Price is an easy two-win upgrade for the Jays even over just 11 starts, maybe more when you consider the names who've started in that spot for Toronto over the past few weeks. Price works with a plus fastball and slider, above-average changeup and a cutter he uses to keep hitters (especially right-handed) off the fastball. He's one of the stingiest starters in baseball with walks, and misses a ton of bats, even within the strike zone. He's also durable with no serious arm trouble in his pro or amateur career.

The Jays are only one-and-a-half games behind the Twins entering play Thursday night, and their moves leading up to the deadline have improved them by more than that on paper.

Detroit gets one elite prospect with a red flag attached and two third-tier arms who project as big leaguers. The elite prospect is lefty Daniel Norris, consistently in my top 20 for the past eight months, who struggled in the majors to start the year, leading to the cavalcade of starters that the Jays have paraded through in that fifth spot.

Norris will show three above-average to plus secondary pitches, but his velocity has dipped this year, particularly in July, as he's been more 90-91 mph in recent starts, where last year he was 94-95 for most of the season. He can still be effective with the average velocity, but he needs better command and will have to pitch more with the three off-speed pitches. It's also possible that the lost velocity will come back at some point; he's not hurt, and Madison Bumgarner was pitching in the high 80s for most of a calendar year while he was still a prospect, something that went away as quickly as it arrived.

I still think Norris has No. 1 starter upside, but if he's going to be 90-91 or so for the foreseeable future, he has a couple of developmental hurdles to clear. He becomes the Tigers' top prospect, unseating their first-round pick from last year, Derek Hill.
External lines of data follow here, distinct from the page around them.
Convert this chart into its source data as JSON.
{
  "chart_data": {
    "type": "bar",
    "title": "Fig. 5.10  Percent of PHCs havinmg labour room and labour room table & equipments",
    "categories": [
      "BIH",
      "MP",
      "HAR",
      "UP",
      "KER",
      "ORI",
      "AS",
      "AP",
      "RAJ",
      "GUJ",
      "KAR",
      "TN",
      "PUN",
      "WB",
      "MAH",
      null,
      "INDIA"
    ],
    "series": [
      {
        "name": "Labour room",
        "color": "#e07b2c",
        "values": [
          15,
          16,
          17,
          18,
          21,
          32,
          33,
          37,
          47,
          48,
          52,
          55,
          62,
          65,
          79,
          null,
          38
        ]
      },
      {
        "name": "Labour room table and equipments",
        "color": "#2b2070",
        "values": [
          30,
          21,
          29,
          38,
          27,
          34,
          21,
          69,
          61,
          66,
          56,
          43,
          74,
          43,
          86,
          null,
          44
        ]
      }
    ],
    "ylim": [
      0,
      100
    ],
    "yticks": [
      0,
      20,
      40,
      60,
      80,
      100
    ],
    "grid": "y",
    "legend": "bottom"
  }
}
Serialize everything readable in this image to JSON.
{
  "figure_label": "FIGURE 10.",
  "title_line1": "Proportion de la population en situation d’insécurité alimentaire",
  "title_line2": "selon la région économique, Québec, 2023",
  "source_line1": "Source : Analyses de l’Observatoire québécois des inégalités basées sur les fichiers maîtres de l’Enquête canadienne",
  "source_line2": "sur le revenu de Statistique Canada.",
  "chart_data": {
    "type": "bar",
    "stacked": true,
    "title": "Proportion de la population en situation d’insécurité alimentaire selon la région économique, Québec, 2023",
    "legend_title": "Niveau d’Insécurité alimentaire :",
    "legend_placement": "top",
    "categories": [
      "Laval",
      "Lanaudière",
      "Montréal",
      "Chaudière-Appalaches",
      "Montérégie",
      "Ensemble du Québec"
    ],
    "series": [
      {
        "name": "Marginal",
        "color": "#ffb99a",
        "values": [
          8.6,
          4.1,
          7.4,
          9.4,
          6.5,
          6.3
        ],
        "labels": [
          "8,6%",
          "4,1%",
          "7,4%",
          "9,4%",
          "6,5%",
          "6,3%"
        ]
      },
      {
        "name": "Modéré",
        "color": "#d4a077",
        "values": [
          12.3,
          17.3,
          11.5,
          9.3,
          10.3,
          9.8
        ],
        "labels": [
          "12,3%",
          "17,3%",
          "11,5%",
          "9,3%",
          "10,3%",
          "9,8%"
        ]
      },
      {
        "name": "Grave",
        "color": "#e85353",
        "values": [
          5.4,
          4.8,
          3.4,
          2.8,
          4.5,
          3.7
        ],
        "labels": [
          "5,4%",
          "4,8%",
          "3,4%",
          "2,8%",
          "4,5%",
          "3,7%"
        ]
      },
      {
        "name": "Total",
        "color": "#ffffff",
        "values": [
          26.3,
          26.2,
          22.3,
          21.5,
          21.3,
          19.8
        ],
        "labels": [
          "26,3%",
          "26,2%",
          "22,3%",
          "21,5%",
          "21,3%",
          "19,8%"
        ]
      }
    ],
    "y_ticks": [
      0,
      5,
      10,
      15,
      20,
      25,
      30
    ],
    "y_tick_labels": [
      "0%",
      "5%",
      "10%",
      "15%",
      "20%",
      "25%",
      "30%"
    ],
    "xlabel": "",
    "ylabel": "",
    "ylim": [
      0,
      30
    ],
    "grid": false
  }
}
Matt Boyd made two starts in the majors this year, giving up five homers in six innings, which exploits his main deficiency as a potential starter: his fastball is average and flat with no life, and he's going to be very fly ball-prone. It was a terrible fit in Toronto, but Detroit's park is more pitcher-friendly and he could develop into a fifth starter there. If he can add a sinker or cutter or two-seamer even as an occasional option to get hitters off the four-seamer, it would help significantly.

Jairo Labourt is a starter now but profiles as a two-pitch power reliever who dominates left-handed batters; he does have the huge fastball the Tigers tend to favor in their pitching prospects.